Details
Description
I have a customer scenario (as I'll describe in a moment) that requires them to set the following property:
<property name="openjpa.jdbc.SchemaFactory" value="native(ForeignKeys=true)"/>
When I have the customer set this property, OpenJPA throws this exception:
org.apache.openjpa.persistence.ArgumentException:
"com.xxx.yyy.Parent.phone" declares a column that is not
compatible with the expected type "varchar". Column details:
Full Name: Parent.phone
Type: varbinary
In other words, the customer's column for 'phone' is defined as varbinary in their SQL Server database. This type seems to be specific to SQL Server. The JPA entity defines 'phone' as a String. Therefore, from OpenJPA's point of view, this is a mismatch. The customer only sees this when the above property is set, without this property OpenJPA doesn't do the schema validation as such this goes unchecked and all works fine. While OpenJPA views this as a mismatch and doesn't allow them to go on, the JDBC driver and database allows the String to be stored into an SQL Server varbinary.

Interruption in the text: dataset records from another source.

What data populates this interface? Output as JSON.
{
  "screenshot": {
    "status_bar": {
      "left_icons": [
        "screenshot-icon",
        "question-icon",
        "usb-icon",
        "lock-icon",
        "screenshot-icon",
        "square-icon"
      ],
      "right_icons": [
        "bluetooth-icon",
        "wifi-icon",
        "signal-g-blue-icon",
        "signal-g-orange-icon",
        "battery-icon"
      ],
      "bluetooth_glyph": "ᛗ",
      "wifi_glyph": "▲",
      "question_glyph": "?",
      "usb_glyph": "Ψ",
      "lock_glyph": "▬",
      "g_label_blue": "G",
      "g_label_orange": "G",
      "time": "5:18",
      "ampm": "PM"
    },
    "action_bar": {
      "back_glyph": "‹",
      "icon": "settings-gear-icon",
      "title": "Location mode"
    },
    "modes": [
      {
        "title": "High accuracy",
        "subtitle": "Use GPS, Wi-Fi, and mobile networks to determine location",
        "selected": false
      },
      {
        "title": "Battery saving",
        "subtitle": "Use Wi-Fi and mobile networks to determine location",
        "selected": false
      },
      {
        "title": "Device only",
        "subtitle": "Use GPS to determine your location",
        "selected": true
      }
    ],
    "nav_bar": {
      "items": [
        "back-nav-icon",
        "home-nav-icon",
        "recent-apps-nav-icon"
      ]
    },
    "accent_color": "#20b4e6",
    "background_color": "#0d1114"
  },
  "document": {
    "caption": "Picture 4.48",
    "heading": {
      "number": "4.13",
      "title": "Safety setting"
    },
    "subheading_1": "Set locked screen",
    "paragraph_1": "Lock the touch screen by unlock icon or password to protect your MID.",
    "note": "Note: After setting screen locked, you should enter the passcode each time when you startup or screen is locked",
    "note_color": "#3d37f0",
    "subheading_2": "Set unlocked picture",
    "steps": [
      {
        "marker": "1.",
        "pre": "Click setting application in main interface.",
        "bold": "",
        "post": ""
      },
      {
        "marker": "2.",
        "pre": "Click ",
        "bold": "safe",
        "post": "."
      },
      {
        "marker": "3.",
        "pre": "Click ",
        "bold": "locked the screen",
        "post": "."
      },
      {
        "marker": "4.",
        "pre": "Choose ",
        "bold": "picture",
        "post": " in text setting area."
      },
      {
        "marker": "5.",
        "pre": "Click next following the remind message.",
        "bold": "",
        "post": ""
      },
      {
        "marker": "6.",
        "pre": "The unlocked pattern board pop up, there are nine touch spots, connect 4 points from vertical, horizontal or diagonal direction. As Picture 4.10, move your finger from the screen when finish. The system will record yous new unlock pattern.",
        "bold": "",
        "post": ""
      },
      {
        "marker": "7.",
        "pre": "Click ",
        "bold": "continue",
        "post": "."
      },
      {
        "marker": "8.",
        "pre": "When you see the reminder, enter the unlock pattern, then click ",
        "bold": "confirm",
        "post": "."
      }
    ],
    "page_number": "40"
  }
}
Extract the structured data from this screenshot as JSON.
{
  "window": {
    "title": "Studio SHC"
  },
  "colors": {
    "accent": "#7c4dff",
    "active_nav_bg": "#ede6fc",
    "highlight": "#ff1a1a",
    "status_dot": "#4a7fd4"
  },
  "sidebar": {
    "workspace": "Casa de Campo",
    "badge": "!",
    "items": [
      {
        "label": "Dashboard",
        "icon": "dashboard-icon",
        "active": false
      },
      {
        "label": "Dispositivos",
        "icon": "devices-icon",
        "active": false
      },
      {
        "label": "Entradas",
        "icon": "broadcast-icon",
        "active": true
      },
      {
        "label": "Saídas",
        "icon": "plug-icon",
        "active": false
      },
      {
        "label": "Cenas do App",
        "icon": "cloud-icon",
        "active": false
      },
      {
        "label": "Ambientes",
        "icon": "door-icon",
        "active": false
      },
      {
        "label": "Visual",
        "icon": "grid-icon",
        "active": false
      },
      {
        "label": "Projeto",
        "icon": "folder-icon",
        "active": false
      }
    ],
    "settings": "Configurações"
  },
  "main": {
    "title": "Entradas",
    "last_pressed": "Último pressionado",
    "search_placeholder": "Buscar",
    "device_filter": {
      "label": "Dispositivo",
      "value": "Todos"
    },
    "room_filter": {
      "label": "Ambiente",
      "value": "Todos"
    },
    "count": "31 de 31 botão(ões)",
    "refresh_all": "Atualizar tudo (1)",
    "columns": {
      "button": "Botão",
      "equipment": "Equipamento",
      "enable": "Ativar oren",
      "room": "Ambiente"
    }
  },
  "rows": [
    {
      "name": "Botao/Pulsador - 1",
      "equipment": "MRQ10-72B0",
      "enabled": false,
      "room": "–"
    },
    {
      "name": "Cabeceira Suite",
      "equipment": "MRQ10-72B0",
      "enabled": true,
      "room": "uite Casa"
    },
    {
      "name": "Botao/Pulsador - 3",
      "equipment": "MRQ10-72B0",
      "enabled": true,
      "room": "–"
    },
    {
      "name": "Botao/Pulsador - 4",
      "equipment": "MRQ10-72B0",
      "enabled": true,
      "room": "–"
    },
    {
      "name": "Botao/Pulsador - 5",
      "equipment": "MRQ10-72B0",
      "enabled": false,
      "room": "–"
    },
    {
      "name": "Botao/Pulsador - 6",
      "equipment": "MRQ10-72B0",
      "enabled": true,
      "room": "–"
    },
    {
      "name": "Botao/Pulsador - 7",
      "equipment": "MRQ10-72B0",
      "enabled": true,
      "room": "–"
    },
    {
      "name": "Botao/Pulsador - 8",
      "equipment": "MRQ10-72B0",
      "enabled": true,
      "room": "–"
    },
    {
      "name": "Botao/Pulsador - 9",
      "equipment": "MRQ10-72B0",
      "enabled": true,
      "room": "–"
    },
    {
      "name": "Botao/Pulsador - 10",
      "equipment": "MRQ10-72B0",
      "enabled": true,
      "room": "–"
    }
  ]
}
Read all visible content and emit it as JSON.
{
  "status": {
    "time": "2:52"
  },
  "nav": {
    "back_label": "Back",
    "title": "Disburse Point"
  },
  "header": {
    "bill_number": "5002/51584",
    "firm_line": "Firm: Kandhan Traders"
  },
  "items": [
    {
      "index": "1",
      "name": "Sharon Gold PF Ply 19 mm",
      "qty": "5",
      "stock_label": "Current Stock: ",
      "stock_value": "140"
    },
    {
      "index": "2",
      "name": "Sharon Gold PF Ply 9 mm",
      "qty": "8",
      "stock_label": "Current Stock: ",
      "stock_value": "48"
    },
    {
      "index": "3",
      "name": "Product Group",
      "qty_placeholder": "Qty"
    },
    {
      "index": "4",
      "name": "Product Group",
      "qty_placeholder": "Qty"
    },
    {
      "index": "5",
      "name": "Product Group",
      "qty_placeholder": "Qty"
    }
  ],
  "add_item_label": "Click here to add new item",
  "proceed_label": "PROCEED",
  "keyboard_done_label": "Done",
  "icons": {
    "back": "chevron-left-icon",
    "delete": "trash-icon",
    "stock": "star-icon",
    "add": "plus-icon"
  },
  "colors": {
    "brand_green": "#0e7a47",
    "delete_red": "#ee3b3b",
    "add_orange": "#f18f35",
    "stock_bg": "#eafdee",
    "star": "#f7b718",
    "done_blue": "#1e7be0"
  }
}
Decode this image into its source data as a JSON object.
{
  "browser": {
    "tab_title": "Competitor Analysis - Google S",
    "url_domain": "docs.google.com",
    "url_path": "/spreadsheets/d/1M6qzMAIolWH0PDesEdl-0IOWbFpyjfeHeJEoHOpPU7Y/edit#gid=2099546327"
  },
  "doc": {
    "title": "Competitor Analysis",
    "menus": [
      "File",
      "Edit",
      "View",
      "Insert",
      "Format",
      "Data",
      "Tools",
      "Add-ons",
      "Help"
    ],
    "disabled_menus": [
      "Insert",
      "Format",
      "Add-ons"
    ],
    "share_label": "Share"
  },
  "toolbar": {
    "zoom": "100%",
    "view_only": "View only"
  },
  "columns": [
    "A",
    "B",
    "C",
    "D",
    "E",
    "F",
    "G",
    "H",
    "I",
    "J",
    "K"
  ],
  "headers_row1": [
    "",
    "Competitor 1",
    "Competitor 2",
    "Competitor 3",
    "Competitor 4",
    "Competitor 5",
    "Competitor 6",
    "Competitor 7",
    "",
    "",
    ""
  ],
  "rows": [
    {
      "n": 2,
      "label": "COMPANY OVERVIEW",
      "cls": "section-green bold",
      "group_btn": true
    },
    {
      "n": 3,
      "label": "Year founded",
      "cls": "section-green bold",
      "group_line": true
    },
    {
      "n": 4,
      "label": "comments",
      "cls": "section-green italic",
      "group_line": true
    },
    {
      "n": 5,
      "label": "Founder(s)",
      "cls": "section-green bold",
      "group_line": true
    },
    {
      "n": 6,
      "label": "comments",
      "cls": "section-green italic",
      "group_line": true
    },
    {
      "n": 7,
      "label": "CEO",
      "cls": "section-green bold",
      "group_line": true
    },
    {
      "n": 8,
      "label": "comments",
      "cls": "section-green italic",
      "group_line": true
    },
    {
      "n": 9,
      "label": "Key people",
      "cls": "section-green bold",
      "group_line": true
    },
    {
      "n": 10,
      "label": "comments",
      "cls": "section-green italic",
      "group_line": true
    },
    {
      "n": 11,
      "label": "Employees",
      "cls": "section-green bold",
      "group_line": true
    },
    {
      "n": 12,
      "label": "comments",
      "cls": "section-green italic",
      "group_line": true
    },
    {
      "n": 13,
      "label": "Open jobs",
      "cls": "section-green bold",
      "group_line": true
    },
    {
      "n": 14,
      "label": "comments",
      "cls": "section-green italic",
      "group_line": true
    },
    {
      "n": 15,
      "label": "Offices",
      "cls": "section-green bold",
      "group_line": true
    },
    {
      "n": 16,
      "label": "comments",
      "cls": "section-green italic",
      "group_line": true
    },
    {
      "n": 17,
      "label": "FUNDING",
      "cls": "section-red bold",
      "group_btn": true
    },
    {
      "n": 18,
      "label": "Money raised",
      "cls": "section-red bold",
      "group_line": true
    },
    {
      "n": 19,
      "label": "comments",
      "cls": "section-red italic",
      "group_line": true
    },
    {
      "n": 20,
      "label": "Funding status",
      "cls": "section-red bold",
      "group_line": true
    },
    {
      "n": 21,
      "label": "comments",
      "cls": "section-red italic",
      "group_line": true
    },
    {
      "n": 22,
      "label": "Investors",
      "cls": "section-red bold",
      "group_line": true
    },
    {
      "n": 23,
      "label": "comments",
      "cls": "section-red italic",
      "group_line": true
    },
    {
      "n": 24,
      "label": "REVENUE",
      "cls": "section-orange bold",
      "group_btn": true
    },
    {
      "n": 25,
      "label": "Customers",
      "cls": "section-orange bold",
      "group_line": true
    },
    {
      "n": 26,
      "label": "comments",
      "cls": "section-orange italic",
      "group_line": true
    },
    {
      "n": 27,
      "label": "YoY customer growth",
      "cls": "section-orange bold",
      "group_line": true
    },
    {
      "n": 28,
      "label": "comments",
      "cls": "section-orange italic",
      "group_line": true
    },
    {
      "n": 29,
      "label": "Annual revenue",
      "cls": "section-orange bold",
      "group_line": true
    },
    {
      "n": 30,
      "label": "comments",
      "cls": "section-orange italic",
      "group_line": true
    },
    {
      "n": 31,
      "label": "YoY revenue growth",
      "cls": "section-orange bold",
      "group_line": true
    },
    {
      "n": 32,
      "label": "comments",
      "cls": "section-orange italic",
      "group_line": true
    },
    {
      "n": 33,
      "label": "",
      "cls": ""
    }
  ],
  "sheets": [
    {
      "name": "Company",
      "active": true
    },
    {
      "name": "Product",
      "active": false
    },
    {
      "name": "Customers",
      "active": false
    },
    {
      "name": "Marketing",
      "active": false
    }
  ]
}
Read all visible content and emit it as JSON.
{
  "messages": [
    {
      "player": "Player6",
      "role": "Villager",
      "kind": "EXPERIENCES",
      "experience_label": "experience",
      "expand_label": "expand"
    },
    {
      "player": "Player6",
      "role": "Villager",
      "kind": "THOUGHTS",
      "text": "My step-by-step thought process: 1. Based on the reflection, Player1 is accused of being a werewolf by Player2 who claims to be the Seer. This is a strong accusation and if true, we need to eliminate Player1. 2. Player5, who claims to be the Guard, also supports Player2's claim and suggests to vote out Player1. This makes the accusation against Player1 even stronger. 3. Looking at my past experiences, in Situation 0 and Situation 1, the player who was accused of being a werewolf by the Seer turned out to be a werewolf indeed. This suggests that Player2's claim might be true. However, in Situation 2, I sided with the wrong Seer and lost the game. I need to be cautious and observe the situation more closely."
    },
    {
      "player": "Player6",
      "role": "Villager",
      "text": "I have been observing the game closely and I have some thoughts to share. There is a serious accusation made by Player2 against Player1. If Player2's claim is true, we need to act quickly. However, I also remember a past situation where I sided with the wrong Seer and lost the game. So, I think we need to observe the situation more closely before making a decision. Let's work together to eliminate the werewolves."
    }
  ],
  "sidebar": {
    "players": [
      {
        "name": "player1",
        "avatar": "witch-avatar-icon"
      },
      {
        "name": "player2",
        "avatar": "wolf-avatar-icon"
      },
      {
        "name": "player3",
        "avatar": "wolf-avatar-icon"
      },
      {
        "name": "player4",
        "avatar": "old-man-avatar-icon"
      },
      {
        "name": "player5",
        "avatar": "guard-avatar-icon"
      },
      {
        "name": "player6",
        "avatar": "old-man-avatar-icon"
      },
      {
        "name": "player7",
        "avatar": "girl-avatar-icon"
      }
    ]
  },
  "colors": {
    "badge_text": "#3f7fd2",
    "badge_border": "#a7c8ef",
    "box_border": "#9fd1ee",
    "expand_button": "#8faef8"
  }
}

The scenario under which they are required to set the SchemaFactory is the typical SQL miss ordering that can occur when OpenJPA doesn't know about a FK constraint. That is, they have an FK constraint in the database between, as an example, a Child to Parent. OpenJPA doesn't know about this FK constraint. Given this, when the customer persists a new Parent and Child, sometimes OpenJPA inserts the Child first, which yield an FK Constraint Violation exception. This is nothing new and OpenJPA, and the SchemaFactory property was created to handle this scenario. It allows OpenJPA to view the database table schema, and in so doing OpenJPA can detect (learn about) the FK constraint which will allow it to properly order SQL statements.
As you can see, we are in a bind here: the customer can not change their column type, and OpenJPA will not go on given this column mismatch. I have seen other cases where the use of SchemaFactory causes exceptions from column type checking that otherwise go unchecked and work fine when the property is not set. Given this, we need to allow a customer a way (property) to disable the column type checking. Note that I realize another option for this particular scenario is to use @ForeignKey. However, this requires a customer to change their code and is OpenJPA specific. Therefore the customer is not willing to use this.